Five police deaths provoke cries of "Civil War," but hundreds of black deaths are just the "tragic" normal.
And that is why we continue to shout "Black Lives Matter" — the statement contains in itself the recognition that it very much still needs to be said.
It's also relevant that it has consistently taken the visceral and visual representation of black death — Emmett Till's broken corpse in the open casket his mother demanded, Mike Brown's body in the street, Philando Castile bleeding out onto his whiteT-shirt — to prompt popular and media outrage. Black civilian bodies get humanized only through death. It doesn't take a photo or video of a killed cop to provoke outcry. That mattering doesn't demand brutal spectacular cues.
Which is not to delegitimize growing fears among police ranks that they will become targets by virtue of their profession, their uniform. Dallas shows the validity of these concerns. Yet it remains the case that policing does not even rank in the ten most dangerous jobs, according to a 2015 Bureau of Labor Statistics report. Fisherman, farmers and, above all, loggers are more likely to die on the job, and police are, according to the same statistics, more likely to commit suicide than be killed by a criminal. While cops may have reasons for increased concern, this does not deserve a movement. There remain no grounds at all to call police officers a persecuted minority, nor to equate the oppression of black life with that of police in America....
By comparison, for example, Peter Liang was the first NYPD officer to be convicted for an on-duty killing in the last ten years. He shot unarmed black man Akai Gurley in a Brooklyn project housing stairwell, after he had his gun drawn because a stairwell light was out in the residential block he was patrolling. He had not been called to the scene of a crime. He won't spend a day in jail; his manslaughter conviction was accorded a sentence of five years' probation.

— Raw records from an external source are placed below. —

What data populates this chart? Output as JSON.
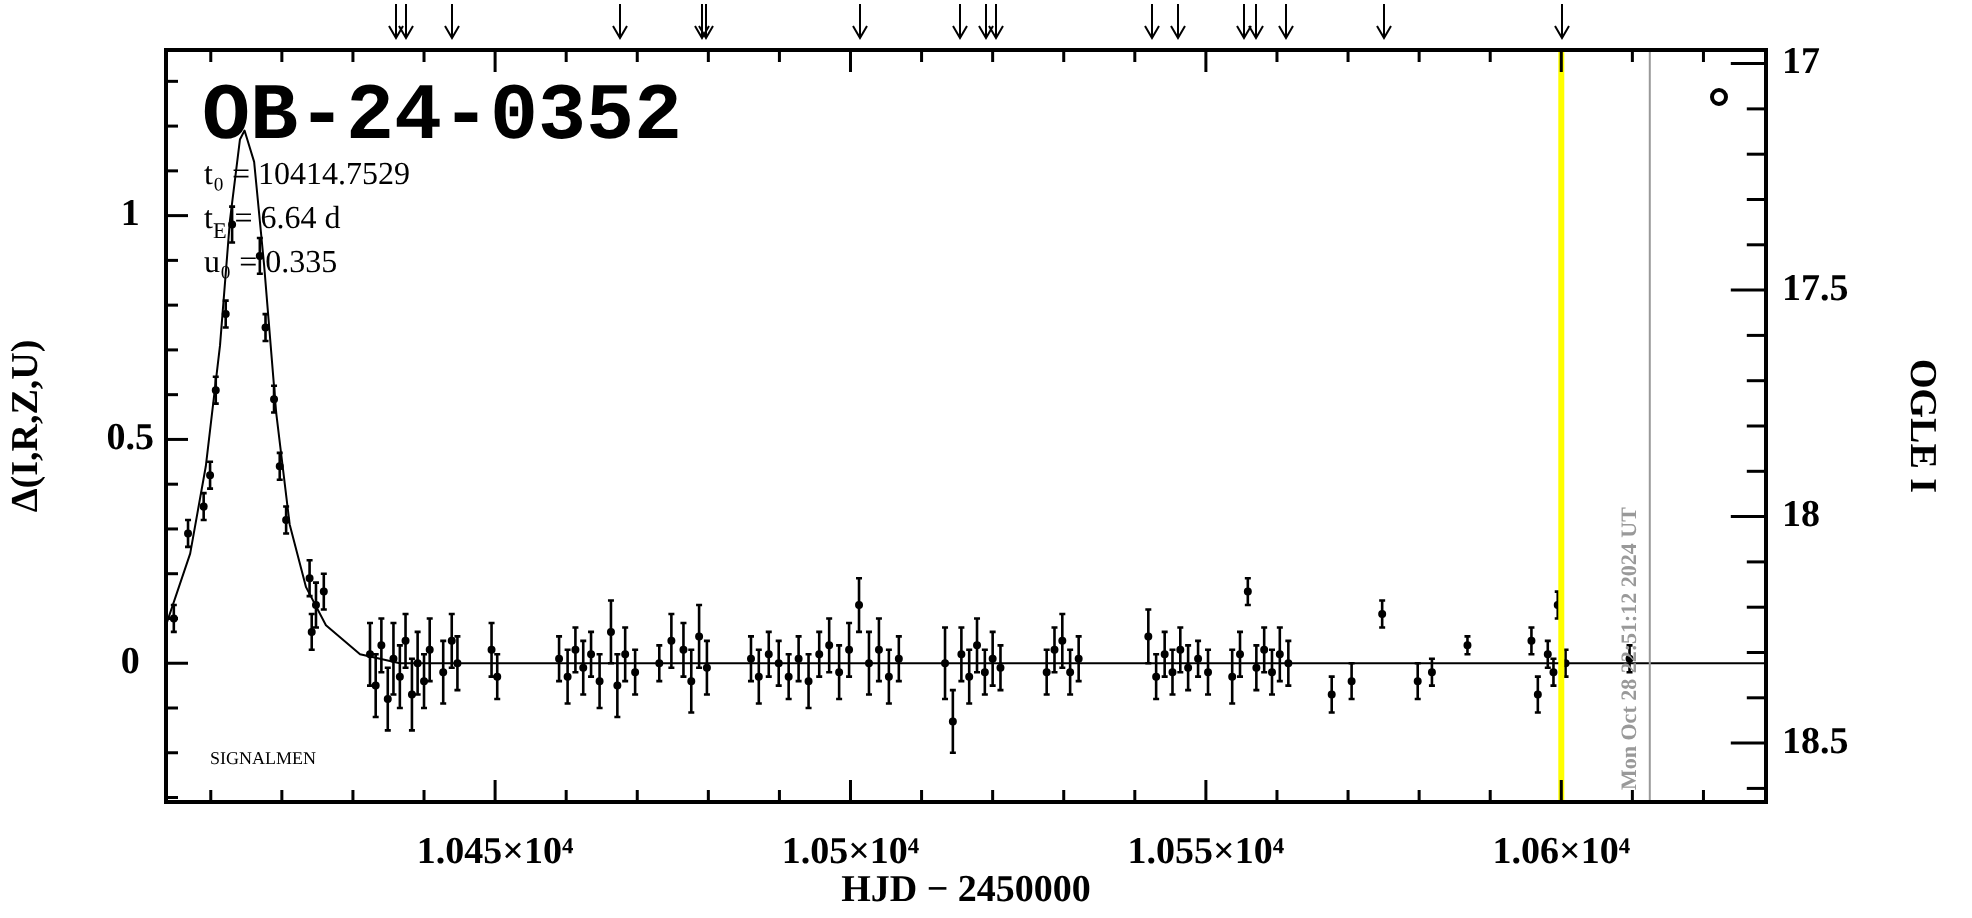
{
  "chart_data": {
    "type": "scatter",
    "title": "OB-24-0352",
    "xlabel": "HJD − 2450000",
    "ylabel": "Δ(I,R,Z,U)",
    "y2label": "OGLE I",
    "annotations": [
      "t₀ = 10414.7529",
      "t$_{E}$ = 6.64 d",
      "u₀ = 0.335",
      "SIGNALMEN",
      "Mon Oct 28 22:51:12 2024 UT"
    ],
    "xlim": [
      10403.7,
      10628.8
    ],
    "xticks": [
      {
        "value": 10410,
        "label": null
      },
      {
        "value": 10420,
        "label": null
      },
      {
        "value": 10430,
        "label": null
      },
      {
        "value": 10440,
        "label": null
      },
      {
        "value": 10450,
        "label": "1.045×10⁴"
      },
      {
        "value": 10460,
        "label": null
      },
      {
        "value": 10470,
        "label": null
      },
      {
        "value": 10480,
        "label": null
      },
      {
        "value": 10490,
        "label": null
      },
      {
        "value": 10500,
        "label": "1.05×10⁴"
      },
      {
        "value": 10510,
        "label": null
      },
      {
        "value": 10520,
        "label": null
      },
      {
        "value": 10530,
        "label": null
      },
      {
        "value": 10540,
        "label": null
      },
      {
        "value": 10550,
        "label": "1.055×10⁴"
      },
      {
        "value": 10560,
        "label": null
      },
      {
        "value": 10570,
        "label": null
      },
      {
        "value": 10580,
        "label": null
      },
      {
        "value": 10590,
        "label": null
      },
      {
        "value": 10600,
        "label": "1.06×10⁴"
      },
      {
        "value": 10610,
        "label": null
      },
      {
        "value": 10620,
        "label": null
      }
    ],
    "ylim": [
      -0.31,
      1.37
    ],
    "yticks": [
      {
        "value": -0.3,
        "label": null
      },
      {
        "value": -0.2,
        "label": null
      },
      {
        "value": -0.1,
        "label": null
      },
      0,
      {
        "value": 0.1,
        "label": null
      },
      {
        "value": 0.2,
        "label": null
      },
      {
        "value": 0.3,
        "label": null
      },
      {
        "value": 0.4,
        "label": null
      },
      0.5,
      {
        "value": 0.6,
        "label": null
      },
      {
        "value": 0.7,
        "label": null
      },
      {
        "value": 0.8,
        "label": null
      },
      {
        "value": 0.9,
        "label": null
      },
      1,
      {
        "value": 1.1,
        "label": null
      },
      {
        "value": 1.2,
        "label": null
      },
      {
        "value": 1.3,
        "label": null
      }
    ],
    "y2lim": [
      18.63,
      16.97
    ],
    "y2ticks": [
      17,
      {
        "value": 17.1,
        "label": null
      },
      {
        "value": 17.2,
        "label": null
      },
      {
        "value": 17.3,
        "label": null
      },
      {
        "value": 17.4,
        "label": null
      },
      17.5,
      {
        "value": 17.6,
        "label": null
      },
      {
        "value": 17.7,
        "label": null
      },
      {
        "value": 17.8,
        "label": null
      },
      {
        "value": 17.9,
        "label": null
      },
      18,
      {
        "value": 18.1,
        "label": null
      },
      {
        "value": 18.2,
        "label": null
      },
      {
        "value": 18.3,
        "label": null
      },
      {
        "value": 18.4,
        "label": null
      },
      18.5,
      {
        "value": 18.6,
        "label": null
      }
    ],
    "ref_lines": [
      {
        "axis": "x",
        "value": 10600,
        "color": "#ffff00"
      },
      {
        "axis": "x",
        "value": 10612.45,
        "color": "#999999"
      }
    ],
    "series": [
      {
        "type": "line",
        "color": "#000000",
        "marker": "none",
        "x": [
          10403.7,
          10407.1,
          10409.3,
          10411.3,
          10412.7,
          10414.1,
          10414.75,
          10416.1,
          10417.5,
          10419.2,
          10421.1,
          10423.4,
          10426.2,
          10431.0,
          10436.6,
          10628.8
        ],
        "values": [
          0.085,
          0.245,
          0.44,
          0.71,
          0.99,
          1.17,
          1.19,
          1.12,
          0.89,
          0.56,
          0.31,
          0.17,
          0.085,
          0.02,
          0.0,
          0.0
        ]
      },
      {
        "color": "#000000",
        "marker": "circle",
        "x": [
          10404.8,
          10406.8,
          10409.0,
          10409.9,
          10410.7,
          10412.1,
          10413.0,
          10416.9,
          10417.7,
          10418.9,
          10419.7,
          10420.6,
          10423.9,
          10424.2,
          10424.8,
          10425.9,
          10432.4,
          10433.2,
          10434.0,
          10434.9,
          10435.7,
          10436.6,
          10437.4,
          10438.3,
          10439.1,
          10440.0,
          10440.8,
          10442.7,
          10443.9,
          10444.7,
          10449.5,
          10450.3,
          10459.0,
          10460.2,
          10461.3,
          10462.4,
          10463.5,
          10464.7,
          10466.3,
          10467.2,
          10468.3,
          10469.7,
          10473.1,
          10474.8,
          10476.5,
          10477.6,
          10478.7,
          10479.8,
          10486.0,
          10487.1,
          10488.5,
          10489.9,
          10491.3,
          10492.7,
          10494.1,
          10495.6,
          10497.0,
          10498.4,
          10499.8,
          10501.2,
          10502.6,
          10504.0,
          10505.4,
          10506.8,
          10513.3,
          10514.4,
          10515.6,
          10516.7,
          10517.8,
          10518.9,
          10520.0,
          10521.1,
          10527.6,
          10528.7,
          10529.8,
          10530.9,
          10532.1,
          10541.9,
          10543.0,
          10544.2,
          10545.3,
          10546.4,
          10547.5,
          10548.9,
          10550.3,
          10553.7,
          10554.8,
          10555.9,
          10557.1,
          10558.2,
          10559.3,
          10560.4,
          10561.6,
          10567.7,
          10570.5,
          10574.8,
          10579.8,
          10581.8,
          10586.8,
          10595.8,
          10596.7,
          10598.1,
          10598.9,
          10599.5,
          10600.6,
          10609.6
        ],
        "values": [
          0.1,
          0.29,
          0.35,
          0.42,
          0.61,
          0.78,
          0.98,
          0.91,
          0.75,
          0.59,
          0.44,
          0.32,
          0.19,
          0.07,
          0.13,
          0.16,
          0.02,
          -0.05,
          0.04,
          -0.08,
          0.01,
          -0.03,
          0.05,
          -0.07,
          0.0,
          -0.04,
          0.03,
          -0.02,
          0.05,
          0.0,
          0.03,
          -0.03,
          0.01,
          -0.03,
          0.03,
          -0.01,
          0.02,
          -0.04,
          0.07,
          -0.05,
          0.02,
          -0.02,
          0.0,
          0.05,
          0.03,
          -0.04,
          0.06,
          -0.01,
          0.01,
          -0.03,
          0.02,
          0.0,
          -0.03,
          0.01,
          -0.04,
          0.02,
          0.04,
          -0.02,
          0.03,
          0.13,
          0.0,
          0.03,
          -0.03,
          0.01,
          0.0,
          -0.13,
          0.02,
          -0.03,
          0.04,
          -0.02,
          0.01,
          -0.01,
          -0.02,
          0.03,
          0.05,
          -0.02,
          0.01,
          0.06,
          -0.03,
          0.02,
          -0.02,
          0.03,
          -0.01,
          0.01,
          -0.02,
          -0.03,
          0.02,
          0.16,
          -0.01,
          0.03,
          -0.02,
          0.02,
          0.0,
          -0.07,
          -0.04,
          0.11,
          -0.04,
          -0.02,
          0.04,
          0.05,
          -0.07,
          0.02,
          -0.02,
          0.13,
          0.0,
          0.01
        ],
        "errors": [
          0.03,
          0.03,
          0.03,
          0.03,
          0.03,
          0.03,
          0.04,
          0.04,
          0.03,
          0.03,
          0.03,
          0.03,
          0.04,
          0.04,
          0.05,
          0.04,
          0.07,
          0.07,
          0.06,
          0.07,
          0.08,
          0.07,
          0.06,
          0.08,
          0.07,
          0.06,
          0.07,
          0.07,
          0.06,
          0.06,
          0.06,
          0.05,
          0.05,
          0.06,
          0.05,
          0.06,
          0.05,
          0.06,
          0.07,
          0.07,
          0.06,
          0.05,
          0.04,
          0.06,
          0.06,
          0.07,
          0.07,
          0.06,
          0.05,
          0.06,
          0.05,
          0.05,
          0.05,
          0.05,
          0.06,
          0.05,
          0.06,
          0.06,
          0.06,
          0.06,
          0.07,
          0.07,
          0.06,
          0.05,
          0.08,
          0.07,
          0.06,
          0.06,
          0.06,
          0.05,
          0.06,
          0.05,
          0.05,
          0.05,
          0.06,
          0.05,
          0.05,
          0.06,
          0.05,
          0.05,
          0.05,
          0.05,
          0.05,
          0.04,
          0.05,
          0.06,
          0.05,
          0.03,
          0.05,
          0.05,
          0.05,
          0.06,
          0.05,
          0.04,
          0.04,
          0.03,
          0.04,
          0.03,
          0.02,
          0.03,
          0.04,
          0.03,
          0.03,
          0.03,
          0.03,
          0.03
        ]
      }
    ]
  }
}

I'm not equating the intentional assassination of police officers with the (regular) killing of black people by cops. I don't believe most cops are hunting down black people — but I also don't believe murderous racist intention is necessary to make an execution a brutal, racist act. There are not very many people hunting down cops. Cops' lives are already valorized; it costs everything to take one. For a cop to take a black life, in criminal-justice currency, costs nothing at all. This, again, is what mattering does and does not look like.
Keep in mind that police are the only ones who run to the source of danger, to protect those very same people, black Americans. No one is more important to the lives of blacks, with the sole exception of black families themselves. But as Heather Mac Donald has said, until we see the reconstitution of the black family in America, it's the police who're the first line of defense for at-risk black communities. Leftists like Natasha Lennard thus make the problem worse, actually threatening the safety of black lives.
She might as well be saying, "No Lives Matter," for that's the logical consequence of her thesis.